If you have a spreadsheet where Consolodated Widgets has an ID column with 142857 in it, and when you look Consolodated Widgets up on the website, the URL looks roughly like domain.com/dosomething.php?id=142857 then it might still be fairly simple.
posted by AmbroseChapel at 6:59 PM on November 10, 2010


Sounds like a job for Firefox + iMacros. iMacros runs a kind of pseudo-scripting language, so I would tackle this by using e.g. Perl to pull the fields from your spreadsheet and constructing an iMacros script, then running that script from within Firefox.

Is there anyone who's into programming in your business who you can ask for help? This is the sort of thing that a certain type of person (i.e. a geek like me) would be interested in tackling as a intellectual exercise, if you don't have the time/inclination to learn one and a half languages yourself (I am counting the iMacros scripts as a half-language!)
posted by primer_dimer at 2:28 AM on November 11, 2010


As everyone is posting sensible replies with respect to programming a solution to interact over HTTP etc., I wanted to come completely out of left field and suggest you use Sikuli:
Sikuli is a visual technology to search and automate graphical user interfaces (GUI) using images (screenshots).
An excerpt from an MIT press article:
In a new paper to be presented this spring at CHI, the premier conference on human-computer interactions, the researchers describe a new application of Sikuli, aimed at programmers working on large software development projects. On such projects, new code accumulates every day, and any line of it could cause a previously developed GUI to function improperly. Ideally, after a day’s work, testers would run through the entire application, clicking virtual buttons and making sure that the right windows or icons still pop up. Since that would be prohibitively time consuming, however, broken GUIs may not be detected until the application has begun the long and costly process of quality assurance testing.

The new Sikuli application, however, lets programmers create scripts that automatically test an application’s GUI components. Visually specifying both the GUI and the window it’s supposed to pull up makes writing the scripts much easier; and once written, they can be run every night without further modification.
I've used Sikuli only once; surprisingly it works. Unfortunately you'll need a better-than-beginner's knowledge of Python. Start at the "Demos" section, then read the "Documentation". Good luck!
posted by asymptotic at 5:42 AM on November 11, 2010


Along the lines of iMacros and Sikuli are chickenfoot and autohotkey.

Google have just released a data cleanup tool called Refine.
posted by Giant luck at 6:18 AM on November 11, 2010


I think you could use something like Selenium or Watir to implement your semi-automated solution pretty nicely. You keep a file of your changes (or just use the corrected CSV file). Then use the unique ID number of the item you're correcting as a parameter to the script.

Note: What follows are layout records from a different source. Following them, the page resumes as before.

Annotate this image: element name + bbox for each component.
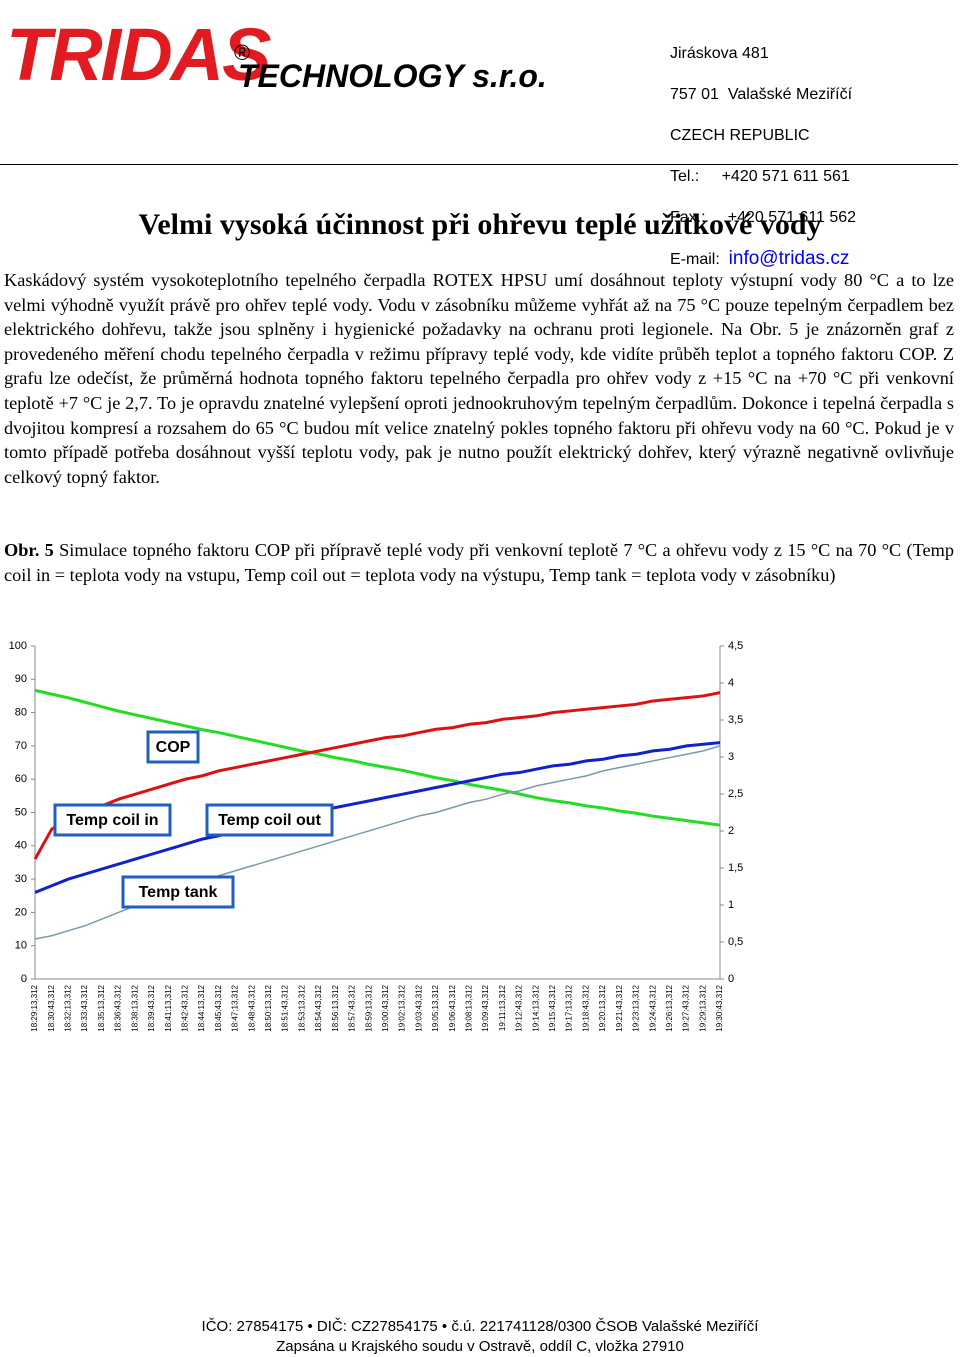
x-tick-label: 19:21:43,312 [615, 984, 624, 1031]
y-tick-label: 0 [21, 973, 27, 985]
logo-sub: TECHNOLOGY s.r.o. [238, 58, 547, 94]
x-tick-label: 18:48:43,312 [247, 984, 256, 1031]
footer-line: Zapsána u Krajského soudu v Ostravě, odd… [276, 1338, 684, 1355]
caption: Obr. 5 Simulace topného faktoru COP při … [4, 538, 954, 587]
title: Velmi vysoká účinnost při ohřevu teplé u… [138, 208, 822, 241]
x-tick-label: 19:11:13,312 [498, 984, 507, 1031]
x-tick-label: 19:14:13,312 [531, 984, 540, 1031]
x-tick-label: 19:08:13,312 [464, 984, 473, 1031]
address-line: CZECH REPUBLIC [670, 126, 810, 144]
email-link[interactable]: info@tridas.cz [728, 247, 850, 269]
x-tick-label: 19:15:43,312 [548, 984, 557, 1031]
y2-tick-label: 3 [728, 751, 734, 763]
y-tick-label: 100 [9, 640, 27, 652]
x-tick-label: 18:29:13,312 [30, 984, 39, 1031]
y-tick-label: 90 [15, 673, 27, 685]
email-label: E-mail: [670, 250, 720, 268]
x-tick-label: 18:56:13,312 [331, 984, 340, 1031]
y2-tick-label: 0 [728, 973, 734, 985]
series-label: Temp coil out [218, 812, 321, 829]
address-line: Tel.: +420 571 611 561 [670, 167, 850, 185]
y2-tick-label: 2 [728, 825, 734, 837]
x-tick-label: 19:26:13,312 [665, 984, 674, 1031]
address: Jiráskova 481 757 01 Valašské Meziříčí C… [670, 23, 856, 291]
logo-mark: ® [234, 40, 251, 65]
caption-label: Obr. 5 [4, 540, 54, 560]
x-tick-label: 18:50:13,312 [264, 984, 273, 1031]
paragraph: Kaskádový systém vysokoteplotního tepeln… [4, 270, 954, 487]
series-line [34, 741, 721, 894]
x-tick-label: 18:53:13,312 [297, 984, 306, 1031]
series-label: Temp tank [139, 884, 218, 901]
x-tick-label: 19:30:43,312 [715, 984, 724, 1031]
y2-tick-label: 1 [728, 899, 734, 911]
x-tick-label: 18:47:13,312 [231, 984, 240, 1031]
x-tick-label: 19:00:43,312 [381, 984, 390, 1031]
caption-text: Simulace topného faktoru COP při příprav… [4, 540, 954, 585]
logo: TRIDAS [6, 13, 271, 96]
y-tick-label: 40 [15, 840, 27, 852]
header-rule [0, 164, 958, 165]
address-line: Fax.: +420 571 611 562 [670, 208, 857, 226]
y2-tick-label: 4 [728, 677, 734, 689]
x-tick-label: 18:36:43,312 [114, 984, 123, 1031]
x-tick-label: 19:03:43,312 [414, 984, 423, 1031]
x-tick-label: 19:18:43,312 [581, 984, 590, 1031]
series-label-box [53, 803, 172, 837]
series-line [33, 691, 721, 860]
series-label-box [205, 803, 334, 837]
y2-tick-label: 2,5 [728, 788, 743, 800]
footer-line: IČO: 27854175 • DIČ: CZ27854175 • č.ú. 2… [201, 1318, 759, 1335]
x-tick-label: 19:05:13,312 [431, 984, 440, 1031]
x-tick-label: 19:02:13,312 [398, 984, 407, 1031]
x-tick-label: 19:09:43,312 [481, 984, 490, 1031]
series-line [34, 688, 721, 827]
y-tick-label: 20 [15, 906, 27, 918]
x-tick-label: 19:27:43,312 [682, 984, 691, 1031]
x-tick-label: 19:23:13,312 [632, 984, 641, 1031]
chart: 0 10 20 30 40 50 60 70 80 90 100 0 0,5 1 1,5 2 2,5 3 3,5 4 4… [0, 630, 760, 1040]
y2-tick-label: 0,5 [728, 936, 743, 948]
series-label: Temp coil in [66, 812, 158, 829]
x-tick-label: 18:45:43,312 [214, 984, 223, 1031]
x-tick-label: 18:30:43,312 [47, 984, 56, 1031]
x-tick-label: 18:33:43,312 [80, 984, 89, 1031]
y-tick-label: 50 [15, 806, 27, 818]
series-label: COP [156, 739, 191, 756]
series-label-box [146, 730, 200, 764]
x-tick-label: 19:06:43,312 [448, 984, 457, 1031]
x-tick-label: 18:51:43,312 [281, 984, 290, 1031]
x-tick-label: 18:54:43,312 [314, 984, 323, 1031]
x-tick-label: 18:44:13,312 [197, 984, 206, 1031]
x-tick-label: 19:12:43,312 [515, 984, 524, 1031]
x-tick-label: 18:41:13,312 [164, 984, 173, 1031]
y2-tick-label: 3,5 [728, 714, 743, 726]
y2-tick-label: 4,5 [728, 640, 743, 652]
x-tick-label: 18:38:13,312 [130, 984, 139, 1031]
y-tick-label: 80 [15, 707, 27, 719]
x-tick-label: 19:17:13,312 [565, 984, 574, 1031]
y-tick-label: 10 [15, 940, 27, 952]
x-tick-label: 18:32:13,312 [64, 984, 73, 1031]
y-tick-label: 60 [15, 773, 27, 785]
address-line: Jiráskova 481 [670, 44, 769, 62]
y2-tick-label: 1,5 [728, 862, 743, 874]
x-tick-label: 19:29:13,312 [698, 984, 707, 1031]
x-tick-label: 18:39:43,312 [147, 984, 156, 1031]
x-tick-label: 18:59:13,312 [364, 984, 373, 1031]
series-label-box [121, 875, 235, 909]
y-tick-label: 70 [15, 740, 27, 752]
x-tick-label: 18:57:43,312 [348, 984, 357, 1031]
x-tick-label: 18:42:43,312 [180, 984, 189, 1031]
y-tick-label: 30 [15, 873, 27, 885]
x-tick-label: 19:20:13,312 [598, 984, 607, 1031]
x-tick-label: 18:35:13,312 [97, 984, 106, 1031]
address-line: 757 01 Valašské Meziříčí [670, 85, 853, 103]
x-tick-label: 19:24:43,312 [648, 984, 657, 1031]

Your workflow would be simply:
  1. Manually search for the item to correct
  2. In another window run your script with the item ID as the parameter
  3. The script will cause the browser to fill in each field in the form using your input file
  4. If the results look reasonable, you press submit and go on to the next item.
You'd still need Firebug to see what the names of form fields are, but if you're only using the script to autofill fields and not search for or submit anything then it becomes a much easier programming task. I think you can develop interactively, writing commands for the browser from the Ruby interactive shell and seeing the result immediately.